A bigger buffer lets your streamers get further ahead of the analyzer. If the queue can hold hundreds of chunks, the streamers only need to be a bit faster than the analyzer to eventually fill the queue and give themselves some breathing room. We don’t find that this setting makes a big difference in practice. The greater benefit comes from launching more streamers, which creates an effectively larger queue.

Imagine a queue depth of 1 and 10 streamers that are greatly outpacing the analyers. In this case, at equilibrium, the queue would have 1 chunk in it, but each streamer would be holding a chunk as well, waiting to enqueue it. In this case, the queue has a functional depth of 11. Starving the queue would require all 10 streamers to hit hiccups (maybe finishing files at the same time) long enough that the analyzer could completely drain the queue before the streamers picked up again.

GPU Analyzers

buzzdetect is fast on any machine, but GPUs are blazingly fast. Even a very cheap GPU with CUDA capability can greatly accelerate analysis.

Initially, we only allowed a single GPU analyzer to run. We found that using multiple GPU analyzers can modestly increase analysis rate (+~10%). This is a little surprising, as we expected the GPU to only be used by one call at a time, but it may also be in part because the GPU analyzer still has some CPU-bound operations to complete, so using multiple analyzers keeps the GPU better fed.

We are still investigating the impact of multiple GPU analyzers, but we only have one machine for testing. Try tweaking this yourself and see what happens.

Note: multiple analyzers appear to compete for GPU resources. We found that if we run multiple GPU analyzers at the highest chunk length that fits into our VRAM, the process throws OOM exceptions.

CPU Analyzers

If you are using a GPU, you almost certainly do not want any CPU analyzers. If you are running on CPU only, we find that TensorFlow already efficiently manages multithreading. You might see the highest rate on a single CPU analyzer, but you can also try using two.

Frame hop

WARNING: changing this value will change inference. A frame hop of 2 skips every other frame. We also find that (unexpectedly) frame hops less than 1 do not improve the sensitivity of the model at a fixed precision. Finally, not all models support variable framehops.
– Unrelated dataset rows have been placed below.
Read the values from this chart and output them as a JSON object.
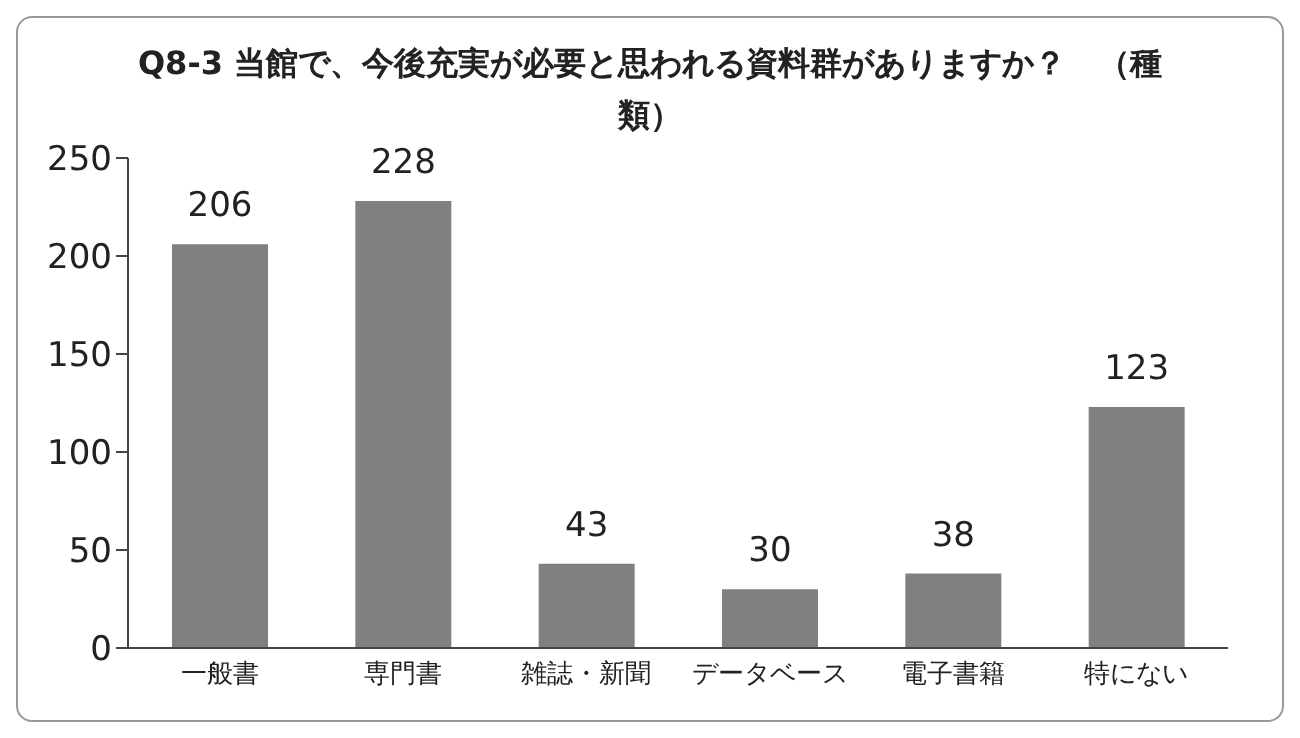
{
  "chart_data": {
    "type": "bar",
    "title": "Q8-3 当館で、今後充実が必要と思われる資料群がありますか？　（種類）",
    "categories": [
      "一般書",
      "専門書",
      "雑誌・新聞",
      "データベース",
      "電子書籍",
      "特にない"
    ],
    "values": [
      206,
      228,
      43,
      30,
      38,
      123
    ],
    "color": "#808080",
    "ylim": [
      0,
      250
    ],
    "yticks": [
      0,
      50,
      100,
      150,
      200,
      250
    ],
    "data_labels": true
  }
}
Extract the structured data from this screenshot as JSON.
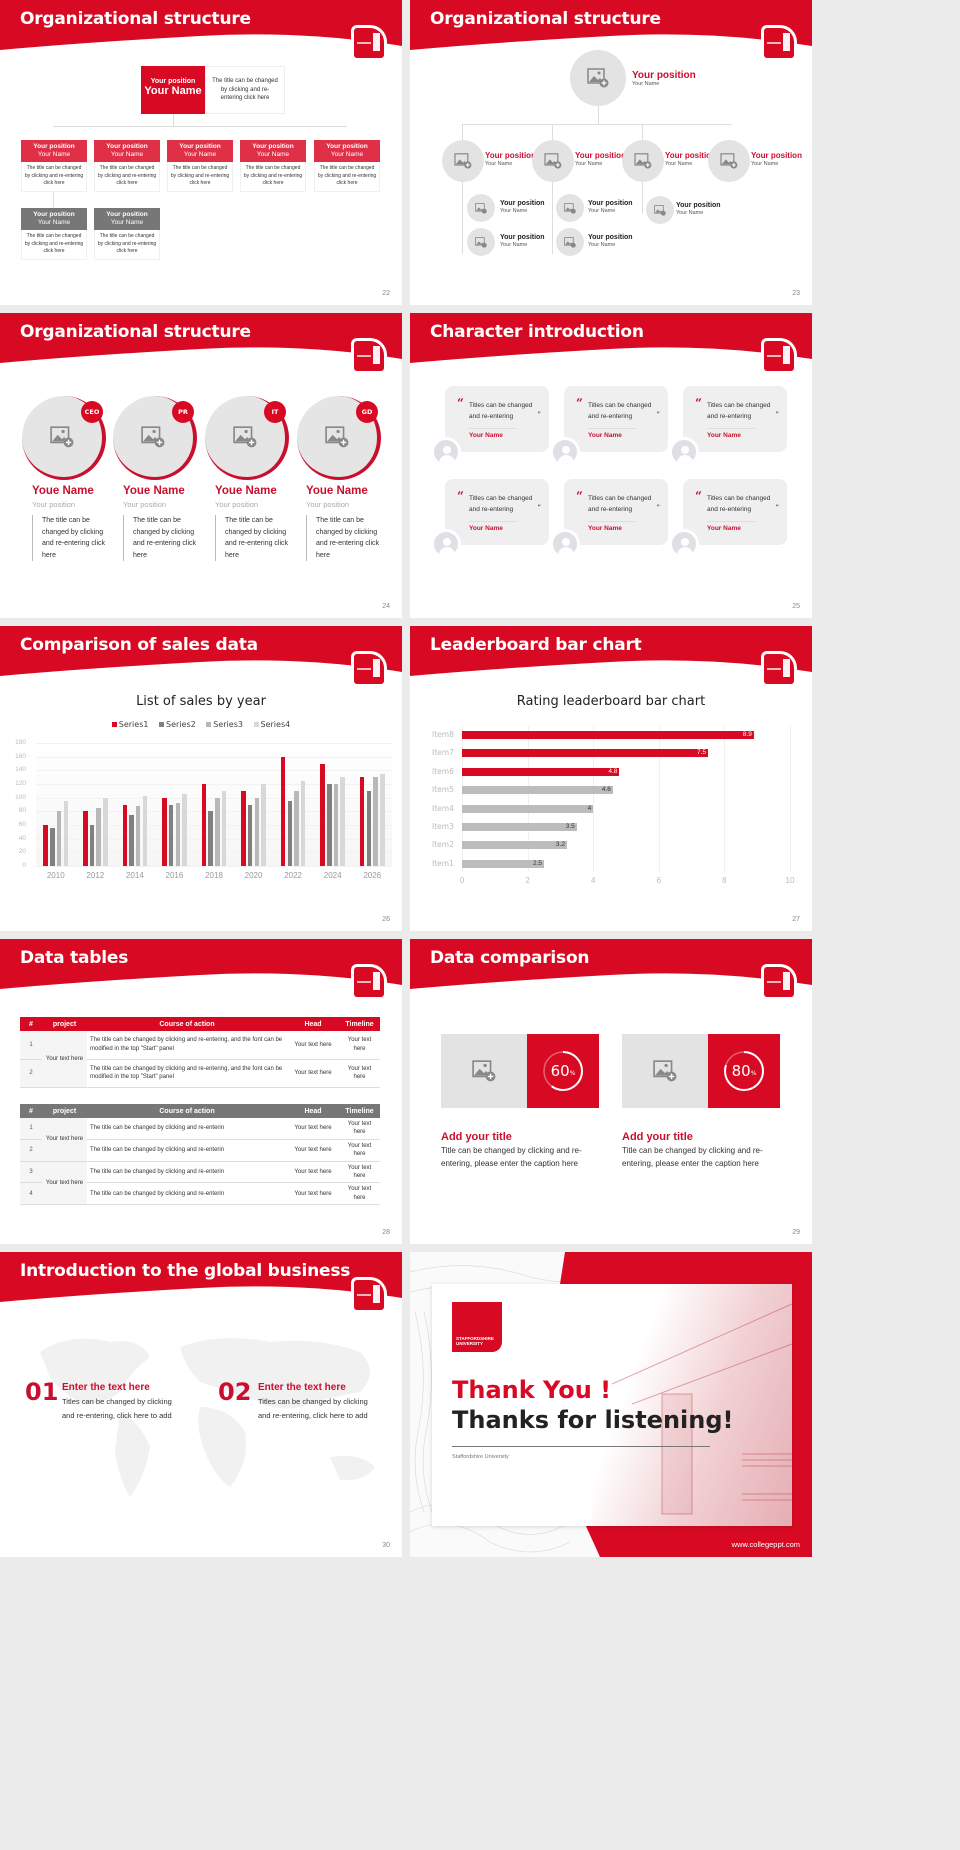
{
  "brand": {
    "red": "#d80a23",
    "gray": "#777777",
    "light_gray": "#e3e3e3"
  },
  "slides": {
    "s22": {
      "title": "Organizational structure",
      "page": "22",
      "top": {
        "position": "Your position",
        "name": "Your Name",
        "desc": "The title can be changed by clicking and re-entering click here"
      },
      "cards": [
        {
          "position": "Your position",
          "name": "Your Name",
          "desc": "The title can be changed by clicking and re-entering click here"
        },
        {
          "position": "Your position",
          "name": "Your Name",
          "desc": "The title can be changed by clicking and re-entering click here"
        },
        {
          "position": "Your position",
          "name": "Your Name",
          "desc": "The title can be changed by clicking and re-entering click here"
        },
        {
          "position": "Your position",
          "name": "Your Name",
          "desc": "The title can be changed by clicking and re-entering click here"
        },
        {
          "position": "Your position",
          "name": "Your Name",
          "desc": "The title can be changed by clicking and re-entering click here"
        },
        {
          "position": "Your position",
          "name": "Your Name",
          "desc": "The title can be changed by clicking and re-entering click here"
        },
        {
          "position": "Your position",
          "name": "Your Name",
          "desc": "The title can be changed by clicking and re-entering click here"
        }
      ]
    },
    "s23": {
      "title": "Organizational structure",
      "page": "23",
      "top": {
        "position": "Your position",
        "name": "Your Name"
      },
      "level2": [
        {
          "position": "Your position",
          "name": "Your Name"
        },
        {
          "position": "Your position",
          "name": "Your Name"
        },
        {
          "position": "Your position",
          "name": "Your Name"
        },
        {
          "position": "Your position",
          "name": "Your Name"
        }
      ],
      "level3": [
        {
          "position": "Your position",
          "name": "Your Name"
        },
        {
          "position": "Your position",
          "name": "Your Name"
        },
        {
          "position": "Your position",
          "name": "Your Name"
        },
        {
          "position": "Your position",
          "name": "Your Name"
        },
        {
          "position": "Your position",
          "name": "Your Name"
        }
      ]
    },
    "s24": {
      "title": "Organizational structure",
      "page": "24",
      "people": [
        {
          "badge": "CEO",
          "name": "Youe Name",
          "position": "Your position",
          "desc": "The title can be changed by clicking and re-entering click here"
        },
        {
          "badge": "PR",
          "name": "Youe Name",
          "position": "Your position",
          "desc": "The title can be changed by clicking and re-entering click here"
        },
        {
          "badge": "IT",
          "name": "Youe Name",
          "position": "Your position",
          "desc": "The title can be changed by clicking and re-entering click here"
        },
        {
          "badge": "GD",
          "name": "Youe Name",
          "position": "Your position",
          "desc": "The title can be changed by clicking and re-entering click here"
        }
      ]
    },
    "s25": {
      "title": "Character introduction",
      "page": "25",
      "quote_open": "“",
      "quote_close": "”",
      "cards": [
        {
          "text": "Titles can be changed and re-entering",
          "name": "Your Name"
        },
        {
          "text": "Titles can be changed and re-entering",
          "name": "Your Name"
        },
        {
          "text": "Titles can be changed and re-entering",
          "name": "Your Name"
        },
        {
          "text": "Titles can be changed and re-entering",
          "name": "Your Name"
        },
        {
          "text": "Titles can be changed and re-entering",
          "name": "Your Name"
        },
        {
          "text": "Titles can be changed and re-entering",
          "name": "Your Name"
        }
      ]
    },
    "s26": {
      "title": "Comparison of sales data",
      "page": "26"
    },
    "s27": {
      "title": "Leaderboard bar chart",
      "page": "27"
    },
    "s28": {
      "title": "Data tables",
      "page": "28",
      "headers": [
        "#",
        "project",
        "Course of action",
        "Head",
        "Timeline"
      ],
      "table1": {
        "project": "Your text here",
        "rows": [
          {
            "num": "1",
            "desc": "The title can be changed by clicking and re-entering, and the font can be modified in the top \"Start\" panel",
            "head": "Your text here",
            "timeline": "Your text here"
          },
          {
            "num": "2",
            "desc": "The title can be changed by clicking and re-entering, and the font can be modified in the top \"Start\" panel",
            "head": "Your text here",
            "timeline": "Your text here"
          }
        ]
      },
      "table2": {
        "projects": [
          "Your text here",
          "Your text here"
        ],
        "rows": [
          {
            "num": "1",
            "desc": "The title can be changed by clicking and re-enterin",
            "head": "Your text here",
            "timeline": "Your text here"
          },
          {
            "num": "2",
            "desc": "The title can be changed by clicking and re-enterin",
            "head": "Your text here",
            "timeline": "Your text here"
          },
          {
            "num": "3",
            "desc": "The title can be changed by clicking and re-enterin",
            "head": "Your text here",
            "timeline": "Your text here"
          },
          {
            "num": "4",
            "desc": "The title can be changed by clicking and re-enterin",
            "head": "Your text here",
            "timeline": "Your text here"
          }
        ]
      }
    },
    "s29": {
      "title": "Data comparison",
      "page": "29",
      "items": [
        {
          "percent": "60",
          "unit": "%",
          "title": "Add your title",
          "desc": "Title can be changed by clicking and re-entering, please enter the caption here"
        },
        {
          "percent": "80",
          "unit": "%",
          "title": "Add your title",
          "desc": "Title can be changed by clicking and re-entering, please enter the caption here"
        }
      ]
    },
    "s30": {
      "title": "Introduction to the global business",
      "page": "30",
      "items": [
        {
          "num": "01",
          "title": "Enter the text here",
          "desc1": "Titles can be changed by clicking",
          "desc2": "and re-entering, click here to add"
        },
        {
          "num": "02",
          "title": "Enter the text here",
          "desc1": "Titles can be changed by clicking",
          "desc2": "and re-entering, click here to add"
        }
      ]
    },
    "s31": {
      "logo_text": "STAFFORDSHIRE UNIVERSITY",
      "line1": "Thank You !",
      "line2": "Thanks for listening!",
      "sub": "Staffordshire University",
      "url": "www.collegeppt.com"
    }
  },
  "chart_data": [
    {
      "type": "bar",
      "title": "List of sales by year",
      "categories": [
        "2010",
        "2012",
        "2014",
        "2016",
        "2018",
        "2020",
        "2022",
        "2024",
        "2026"
      ],
      "series": [
        {
          "name": "Series1",
          "color": "#d80a23",
          "values": [
            60,
            80,
            90,
            100,
            120,
            110,
            160,
            150,
            130
          ]
        },
        {
          "name": "Series2",
          "color": "#808080",
          "values": [
            55,
            60,
            75,
            90,
            80,
            90,
            95,
            120,
            110
          ]
        },
        {
          "name": "Series3",
          "color": "#b8b8b8",
          "values": [
            80,
            85,
            88,
            92,
            100,
            100,
            110,
            120,
            130
          ]
        },
        {
          "name": "Series4",
          "color": "#d8d8d8",
          "values": [
            95,
            100,
            102,
            105,
            110,
            120,
            125,
            130,
            135
          ]
        }
      ],
      "xlabel": "",
      "ylabel": "",
      "ylim": [
        0,
        180
      ],
      "yticks": [
        0,
        20,
        40,
        60,
        80,
        100,
        120,
        140,
        160,
        180
      ],
      "grid": true,
      "legend_position": "top"
    },
    {
      "type": "bar",
      "orientation": "horizontal",
      "title": "Rating leaderboard bar chart",
      "categories": [
        "Item8",
        "Item7",
        "Item6",
        "Item5",
        "Item4",
        "Item3",
        "Item2",
        "Item1"
      ],
      "values": [
        8.9,
        7.5,
        4.8,
        4.6,
        4,
        3.5,
        3.2,
        2.5
      ],
      "value_labels": [
        "8.9",
        "7.5",
        "4.8",
        "4.6",
        "4",
        "3.5",
        "3.2",
        "2.5"
      ],
      "colors": [
        "#d80a23",
        "#d80a23",
        "#d80a23",
        "#bcbcbc",
        "#bcbcbc",
        "#bcbcbc",
        "#bcbcbc",
        "#bcbcbc"
      ],
      "xlim": [
        0,
        10
      ],
      "xticks": [
        "0",
        "2",
        "4",
        "6",
        "8",
        "10"
      ],
      "grid": true
    }
  ]
}
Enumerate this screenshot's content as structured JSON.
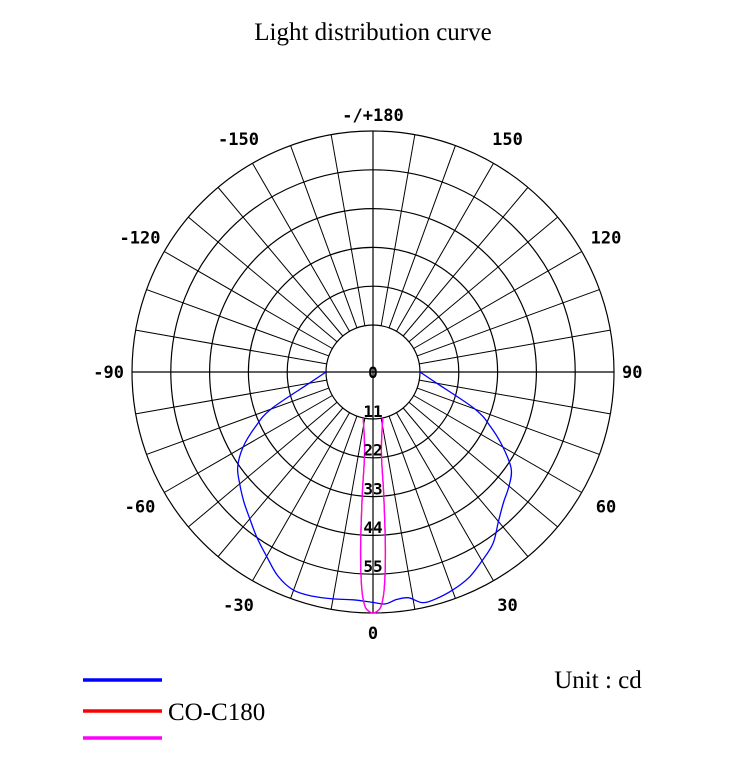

Our YAMNet embedding model is more efficient with an older version of Keras, which we have saved as “yamnet_k2”. The downside is that this model does not support variable framehop.

Doubling framehop will increase analysis rate, but not by 2x due to the other operations that are happening during analysis.

We recommend leaving framehop to 1.0 for all analyses.

Eliminating bottlenecks

In theory, you want to feed your analyzers at exactly the rate they’re consuming chunks. In reality, because you’re seeking to max out your analysis rate above all else, and because you’re not likely to be using your machine to do anything else while analysis is running (that is, you don’t need to minimize compute), you probably want your streamers to be faster than your analyzer. An analyzer waiting to take items from the queue is decreasing the analysis rate, but a streamer waiting to place items into the queue is just waiting patiently. It isn’t even a problem to have dozens of streamers waiting to enqueue; they don’t burn any processing power while they’re waiting.

Try cranking the streamer count way up and see what happens. We find good results with as many as 24 streamers to our 1 GPU, though your optimal configuration may be different depending on your hardware and audio files.